A produção das cidades na sociedade capitalista se dá de forma fragmentada. “Existe um aporte de recursos estatais para determinadas áreas da cidade que interessam para a expansão do capital e outras ficam esperando uma valorização de mercado”, explica Previatti. Com a Vila Autódromo não foi diferente. “Os moradores reivindicavam urbanização – no sentido de asfaltar a rua, colocar luz elétrica, ter saneamento básico – há 40 anos, e o estado sempre se negou a fazer isso. Quando você atravessava a rua, do outro lado, havia condomínios de luxo com todos esses serviços”.

“O Rio de Janeiro sempre usou planos de ordenamento urbano para fazer alterações pontuais em locais que interessavam”, diz ela. No começo, os planos sanitaristas e higienistas removeram a maior parte da população pobre da Zona Sul e a colocou nas periferias. Também na ditadura civil-militar, outro tanto foi removido da região mais central da cidade. A prática se repete até os dias atuais. “Houve uma produção do espaço desigual. A remoção de populações pobres de áreas que interessam para a especulação imobiliária e realocação para lugares cada vez mais distantes”.

Na própria Vila Autódromo, conta Previatti, havia moradores realocados por causa de outras remoções. O presidente da Associação de Moradores e Pescadores da Vila Autódromo, entidade que sempre cumpriu papel importante no processo de resistência da comunidade, passou a morar no lugar por causa de uma terceira remoção que sofreu junto à sua família.

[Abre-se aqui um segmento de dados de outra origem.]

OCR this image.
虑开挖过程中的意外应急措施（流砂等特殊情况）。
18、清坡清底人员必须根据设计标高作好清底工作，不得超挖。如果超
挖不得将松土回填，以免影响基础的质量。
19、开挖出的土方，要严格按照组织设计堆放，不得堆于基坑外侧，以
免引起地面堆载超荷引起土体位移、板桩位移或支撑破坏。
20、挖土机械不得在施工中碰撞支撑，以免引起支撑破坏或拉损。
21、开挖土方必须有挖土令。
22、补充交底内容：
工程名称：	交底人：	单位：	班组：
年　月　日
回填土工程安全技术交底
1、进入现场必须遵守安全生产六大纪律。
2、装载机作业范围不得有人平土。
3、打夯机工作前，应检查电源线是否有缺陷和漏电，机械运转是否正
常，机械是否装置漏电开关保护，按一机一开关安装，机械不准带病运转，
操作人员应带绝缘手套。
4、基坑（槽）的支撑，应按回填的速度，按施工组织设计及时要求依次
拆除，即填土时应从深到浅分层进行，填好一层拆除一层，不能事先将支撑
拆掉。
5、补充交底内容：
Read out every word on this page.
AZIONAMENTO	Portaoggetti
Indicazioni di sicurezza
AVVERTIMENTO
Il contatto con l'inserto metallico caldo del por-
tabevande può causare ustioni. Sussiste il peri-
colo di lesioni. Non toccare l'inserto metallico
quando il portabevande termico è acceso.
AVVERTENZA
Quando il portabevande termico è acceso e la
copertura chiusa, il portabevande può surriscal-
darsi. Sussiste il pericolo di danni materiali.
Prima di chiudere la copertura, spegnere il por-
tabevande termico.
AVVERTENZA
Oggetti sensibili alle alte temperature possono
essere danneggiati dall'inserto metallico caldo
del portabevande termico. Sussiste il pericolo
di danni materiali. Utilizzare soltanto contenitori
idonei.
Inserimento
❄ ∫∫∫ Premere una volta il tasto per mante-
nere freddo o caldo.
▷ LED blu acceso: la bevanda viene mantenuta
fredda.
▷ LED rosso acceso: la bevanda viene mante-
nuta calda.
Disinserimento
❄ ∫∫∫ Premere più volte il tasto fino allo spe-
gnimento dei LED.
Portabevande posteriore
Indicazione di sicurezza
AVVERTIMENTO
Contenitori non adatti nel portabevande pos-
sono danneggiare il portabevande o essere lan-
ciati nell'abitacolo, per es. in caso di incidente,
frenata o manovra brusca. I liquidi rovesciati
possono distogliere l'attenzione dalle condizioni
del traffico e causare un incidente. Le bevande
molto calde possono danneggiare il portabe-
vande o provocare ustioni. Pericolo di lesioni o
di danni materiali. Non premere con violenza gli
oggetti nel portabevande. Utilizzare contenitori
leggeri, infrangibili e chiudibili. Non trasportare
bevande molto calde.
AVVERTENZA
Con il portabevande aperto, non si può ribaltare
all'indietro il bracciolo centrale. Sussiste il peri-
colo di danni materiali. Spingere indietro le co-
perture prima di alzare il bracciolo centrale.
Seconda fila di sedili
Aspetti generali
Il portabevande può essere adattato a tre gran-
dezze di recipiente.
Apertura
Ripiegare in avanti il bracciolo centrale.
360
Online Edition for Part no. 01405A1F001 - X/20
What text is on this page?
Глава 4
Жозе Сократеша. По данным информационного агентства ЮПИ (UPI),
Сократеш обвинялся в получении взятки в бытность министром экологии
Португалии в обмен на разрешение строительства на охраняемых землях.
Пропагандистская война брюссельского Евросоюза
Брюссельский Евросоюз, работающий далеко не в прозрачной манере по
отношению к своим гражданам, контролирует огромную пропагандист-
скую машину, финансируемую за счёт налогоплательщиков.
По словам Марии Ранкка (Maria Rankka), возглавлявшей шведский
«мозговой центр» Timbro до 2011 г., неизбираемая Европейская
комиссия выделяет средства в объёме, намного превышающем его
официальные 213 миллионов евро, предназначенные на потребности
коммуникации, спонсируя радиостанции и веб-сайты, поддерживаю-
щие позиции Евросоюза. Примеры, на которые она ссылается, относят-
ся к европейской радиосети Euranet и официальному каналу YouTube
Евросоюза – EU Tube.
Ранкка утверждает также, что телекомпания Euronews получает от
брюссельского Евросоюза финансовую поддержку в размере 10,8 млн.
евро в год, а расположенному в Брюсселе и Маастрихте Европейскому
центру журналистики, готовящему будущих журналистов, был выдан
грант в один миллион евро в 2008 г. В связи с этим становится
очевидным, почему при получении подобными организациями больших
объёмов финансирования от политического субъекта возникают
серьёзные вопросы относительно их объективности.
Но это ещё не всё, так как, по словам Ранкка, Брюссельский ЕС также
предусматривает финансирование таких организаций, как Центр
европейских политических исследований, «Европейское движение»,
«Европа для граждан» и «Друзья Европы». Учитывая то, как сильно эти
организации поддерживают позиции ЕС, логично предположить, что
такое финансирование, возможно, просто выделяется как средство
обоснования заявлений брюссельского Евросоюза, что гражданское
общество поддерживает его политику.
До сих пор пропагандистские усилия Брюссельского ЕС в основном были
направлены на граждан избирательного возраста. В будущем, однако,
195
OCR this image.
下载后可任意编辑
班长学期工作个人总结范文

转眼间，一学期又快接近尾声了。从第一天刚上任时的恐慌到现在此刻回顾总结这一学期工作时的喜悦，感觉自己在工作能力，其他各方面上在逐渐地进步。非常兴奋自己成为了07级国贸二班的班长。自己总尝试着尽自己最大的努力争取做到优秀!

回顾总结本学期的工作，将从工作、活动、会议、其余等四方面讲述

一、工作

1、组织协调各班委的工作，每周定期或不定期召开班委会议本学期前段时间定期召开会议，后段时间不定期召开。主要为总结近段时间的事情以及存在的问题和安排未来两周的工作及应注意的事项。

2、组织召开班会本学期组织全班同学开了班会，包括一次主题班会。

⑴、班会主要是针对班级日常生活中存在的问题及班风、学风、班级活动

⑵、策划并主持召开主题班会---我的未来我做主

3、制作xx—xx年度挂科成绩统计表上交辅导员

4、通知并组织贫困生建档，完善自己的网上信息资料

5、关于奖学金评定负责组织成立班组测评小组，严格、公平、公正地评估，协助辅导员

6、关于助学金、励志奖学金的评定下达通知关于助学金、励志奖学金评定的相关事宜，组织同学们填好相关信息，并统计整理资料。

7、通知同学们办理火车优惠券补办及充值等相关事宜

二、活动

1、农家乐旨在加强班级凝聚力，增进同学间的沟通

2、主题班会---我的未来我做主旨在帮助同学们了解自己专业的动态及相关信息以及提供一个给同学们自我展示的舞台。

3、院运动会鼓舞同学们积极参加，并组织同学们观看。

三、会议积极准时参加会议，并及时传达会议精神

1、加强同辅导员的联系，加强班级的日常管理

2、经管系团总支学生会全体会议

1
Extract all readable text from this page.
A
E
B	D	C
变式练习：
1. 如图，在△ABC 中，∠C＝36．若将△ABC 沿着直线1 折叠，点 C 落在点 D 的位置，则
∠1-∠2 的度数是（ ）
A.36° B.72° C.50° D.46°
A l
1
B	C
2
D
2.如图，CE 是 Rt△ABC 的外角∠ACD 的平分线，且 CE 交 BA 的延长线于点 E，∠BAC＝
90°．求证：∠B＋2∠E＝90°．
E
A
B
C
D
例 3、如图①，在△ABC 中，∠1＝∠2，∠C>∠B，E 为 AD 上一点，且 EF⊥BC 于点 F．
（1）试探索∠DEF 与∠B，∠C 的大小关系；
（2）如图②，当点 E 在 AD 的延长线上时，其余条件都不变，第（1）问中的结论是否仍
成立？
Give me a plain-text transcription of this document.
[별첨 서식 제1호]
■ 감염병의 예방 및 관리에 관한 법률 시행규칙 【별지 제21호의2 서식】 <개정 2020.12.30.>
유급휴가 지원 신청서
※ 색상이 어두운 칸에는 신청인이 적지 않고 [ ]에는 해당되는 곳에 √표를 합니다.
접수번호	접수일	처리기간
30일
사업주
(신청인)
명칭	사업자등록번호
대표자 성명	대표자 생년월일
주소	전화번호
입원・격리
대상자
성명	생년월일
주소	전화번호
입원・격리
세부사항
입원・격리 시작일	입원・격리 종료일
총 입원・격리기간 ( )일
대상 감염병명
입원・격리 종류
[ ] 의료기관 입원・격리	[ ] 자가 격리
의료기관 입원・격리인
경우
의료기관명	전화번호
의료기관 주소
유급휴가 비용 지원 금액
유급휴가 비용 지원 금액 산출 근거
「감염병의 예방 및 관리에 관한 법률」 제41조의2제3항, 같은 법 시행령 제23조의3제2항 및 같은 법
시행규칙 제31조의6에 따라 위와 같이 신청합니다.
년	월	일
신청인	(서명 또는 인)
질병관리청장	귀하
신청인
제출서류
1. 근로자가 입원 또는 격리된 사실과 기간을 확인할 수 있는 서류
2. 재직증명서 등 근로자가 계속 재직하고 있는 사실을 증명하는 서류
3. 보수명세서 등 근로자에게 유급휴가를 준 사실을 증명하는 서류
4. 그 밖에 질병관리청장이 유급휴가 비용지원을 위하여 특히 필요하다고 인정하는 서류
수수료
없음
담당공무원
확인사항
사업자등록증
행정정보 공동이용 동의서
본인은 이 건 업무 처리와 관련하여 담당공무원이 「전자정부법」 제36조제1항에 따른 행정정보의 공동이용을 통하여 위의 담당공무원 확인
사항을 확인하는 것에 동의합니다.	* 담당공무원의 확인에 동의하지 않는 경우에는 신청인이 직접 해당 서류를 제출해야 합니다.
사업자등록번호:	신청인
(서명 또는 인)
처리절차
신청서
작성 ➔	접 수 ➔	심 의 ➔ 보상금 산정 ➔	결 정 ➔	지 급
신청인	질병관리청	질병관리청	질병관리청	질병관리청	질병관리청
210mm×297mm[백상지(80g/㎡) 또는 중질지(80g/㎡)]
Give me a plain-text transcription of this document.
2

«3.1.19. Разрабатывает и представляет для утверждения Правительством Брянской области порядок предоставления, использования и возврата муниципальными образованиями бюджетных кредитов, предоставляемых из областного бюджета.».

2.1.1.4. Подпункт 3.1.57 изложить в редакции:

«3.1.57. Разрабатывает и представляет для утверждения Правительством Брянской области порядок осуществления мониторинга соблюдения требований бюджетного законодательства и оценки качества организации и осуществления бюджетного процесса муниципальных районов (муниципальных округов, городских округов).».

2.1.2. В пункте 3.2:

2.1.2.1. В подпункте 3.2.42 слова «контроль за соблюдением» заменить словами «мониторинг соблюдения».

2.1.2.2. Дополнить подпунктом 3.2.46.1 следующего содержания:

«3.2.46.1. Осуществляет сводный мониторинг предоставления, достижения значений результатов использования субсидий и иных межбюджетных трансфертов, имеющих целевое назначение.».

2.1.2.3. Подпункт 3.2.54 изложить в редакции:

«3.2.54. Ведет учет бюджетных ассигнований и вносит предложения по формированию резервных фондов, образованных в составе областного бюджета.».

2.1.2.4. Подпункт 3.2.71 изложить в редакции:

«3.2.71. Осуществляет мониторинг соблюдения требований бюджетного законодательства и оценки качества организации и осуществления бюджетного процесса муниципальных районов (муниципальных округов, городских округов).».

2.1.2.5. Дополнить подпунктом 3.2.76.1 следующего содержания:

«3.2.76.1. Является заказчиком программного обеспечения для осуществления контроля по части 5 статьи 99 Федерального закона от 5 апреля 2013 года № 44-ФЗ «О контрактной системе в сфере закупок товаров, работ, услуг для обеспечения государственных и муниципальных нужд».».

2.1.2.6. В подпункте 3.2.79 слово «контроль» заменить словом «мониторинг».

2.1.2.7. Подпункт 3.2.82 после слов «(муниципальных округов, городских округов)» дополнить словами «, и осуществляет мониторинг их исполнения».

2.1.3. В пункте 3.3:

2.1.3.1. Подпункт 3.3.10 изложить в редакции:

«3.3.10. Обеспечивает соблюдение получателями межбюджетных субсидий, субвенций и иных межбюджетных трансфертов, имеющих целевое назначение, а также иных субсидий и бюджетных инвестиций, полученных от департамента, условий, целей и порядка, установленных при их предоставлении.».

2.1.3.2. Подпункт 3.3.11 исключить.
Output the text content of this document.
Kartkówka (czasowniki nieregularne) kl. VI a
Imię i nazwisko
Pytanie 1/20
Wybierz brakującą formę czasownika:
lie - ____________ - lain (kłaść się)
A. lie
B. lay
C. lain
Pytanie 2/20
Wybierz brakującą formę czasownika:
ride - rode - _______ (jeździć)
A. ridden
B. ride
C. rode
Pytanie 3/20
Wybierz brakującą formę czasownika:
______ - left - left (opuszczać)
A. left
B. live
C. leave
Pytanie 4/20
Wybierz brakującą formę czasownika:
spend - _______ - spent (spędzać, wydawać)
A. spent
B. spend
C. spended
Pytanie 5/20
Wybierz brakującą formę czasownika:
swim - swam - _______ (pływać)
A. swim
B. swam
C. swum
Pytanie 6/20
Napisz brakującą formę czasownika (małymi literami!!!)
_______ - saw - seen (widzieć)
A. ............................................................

Desde 1993, havia um processo jurídico para a remoção da comunidade, pois parte dela estava localizada na chamada Faixa Marginal de Proteção (FMP) da Lagoa de Jacarepaguá, um espaço de 30 metros a partir da margem da lagoa que deve ser preservado. Quando os primeiros moradores se instalaram no lugar, essa distância era de 23 metros, o que era respeitado, mas, com a mudança na legislação, eles se tornaram irregulares. Em 2005, a Vila foi declarada uma Zona Especial de Interesse Social, destinada à construção de moradias populares. “Desde 1994, havia famílias que já estavam recebendo titulação de uso para moradia pelo Estado, porque a área que eles habitavam era do governo do Rio de Janeiro”, diz Previatti.

“Quando o Rio de Janeiro sediou os Jogos Pan-Americanos em 2007, eles tiveram uma ameaça de remoção mais forte do poder público, porque estavam muito próximos à área em que ocorreram os Jogos”, afirma. A resistência da comunidade, no entanto, fez com que nenhuma família fosse removida durante o evento. “Já havia tentativas de remoção, mas eles tinham instrumentos jurídicos que mantinham a luta forte e a favor dos moradores”. A história se repetiu a partir do anúncio de que Rio sediaria os Jogos Olímpicos, mas dessa vez com muito mais intensidade.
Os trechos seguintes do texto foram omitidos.